One thing I've liked is handing browser tooling to a more adversarial review agent after implementation.
That review pass can be asked to inspect the implemented page visually, check console and network errors, validate a specific flow end to end and try edge cases the implementation agent may have skipped.

That tends to work well because the review agent is not attached to the implementation it just wrote. It is looking for mismatches instead of trying to defend its own earlier reasoning. For frontend work in particular, that extra pass has felt useful, but is a useful tool for any coding tasks. The cost you pay is of course the time it takes for the extra model to think.

Open questions

A few things I have not fully resolved yet.

Who should own browser verification? The implementation agent, a higher-level orchestrator, or a separate reviewer? I currently lean toward orchestrator or reviewer, especially if concurrent agents are involved, but if you set up shared auth, I'm sure both options can work. Similarily Session isolation for parallel agents tackles a bit of the similar problem space. If every agent shares one browser, you get contention. If every agent gets its own clean and controllable browser state, a lot of the workflow becomes simpler and they get faster feedback to fix their own issues quickly.

Security and state handling. The moment these tools start storing auth state, cookies, local storage or remote debugging connections, there is a real security conversation to have.

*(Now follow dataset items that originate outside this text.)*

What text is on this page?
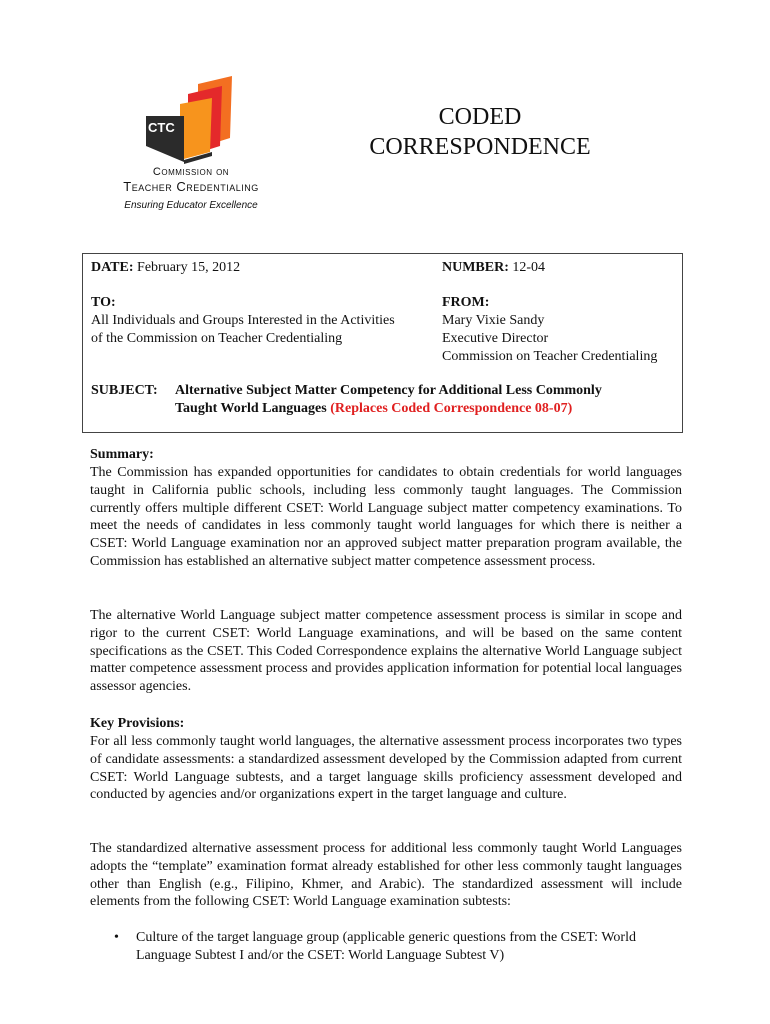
CTC
Commission on
Teacher Credentialing
Ensuring Educator Excellence
CODED
CORRESPONDENCE
DATE: February 15, 2012	NUMBER: 12-04
TO:
All Individuals and Groups Interested in the Activities
of the Commission on Teacher Credentialing
FROM:
Mary Vixie Sandy
Executive Director
Commission on Teacher Credentialing
SUBJECT: Alternative Subject Matter Competency for Additional Less Commonly
Taught World Languages (Replaces Coded Correspondence 08-07)
Summary:
The Commission has expanded opportunities for candidates to obtain credentials for world languages taught in California public schools, including less commonly taught languages. The Commission currently offers multiple different CSET: World Language subject matter competency examinations. To meet the needs of candidates in less commonly taught world languages for which there is neither a CSET: World Language examination nor an approved subject matter preparation program available, the Commission has established an alternative subject matter competence assessment process.
The alternative World Language subject matter competence assessment process is similar in scope and rigor to the current CSET: World Language examinations, and will be based on the same content specifications as the CSET. This Coded Correspondence explains the alternative World Language subject matter competence assessment process and provides application information for potential local languages assessor agencies.
Key Provisions:
For all less commonly taught world languages, the alternative assessment process incorporates two types of candidate assessments: a standardized assessment developed by the Commission adapted from current CSET: World Language subtests, and a target language skills proficiency assessment developed and conducted by agencies and/or organizations expert in the target language and culture.
The standardized alternative assessment process for additional less commonly taught World Languages adopts the “template” examination format already established for other less commonly taught languages other than English (e.g., Filipino, Khmer, and Arabic). The standardized assessment will include elements from the following CSET: World Language examination subtests:
• Culture of the target language group (applicable generic questions from the CSET: World Language Subtest I and/or the CSET: World Language Subtest V)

Performance and debugging, not just CSS. It would be easy to accidentally frame these as only visual verification tools. That would undersell Chrome DevTools MCP especially, since a lot of its value is in debugging and performance analysis.

Playwright MCP

Another tool in this space is Playwright MCP. I have not used it myself yet, so I won't pretend I have a strong opinion.
Interestingly, its own README makes a distinction between MCP-based workflows and CLI + skill based workflows for coding agents, which is very much the same design space as the tradeoff discussed above. Worth evaluating.

Final thought

Giving coding agents some way to verify browser state is increasingly worth it, because current models are still nowhere near reliable enough to just "reason the UI correctly" from code alone.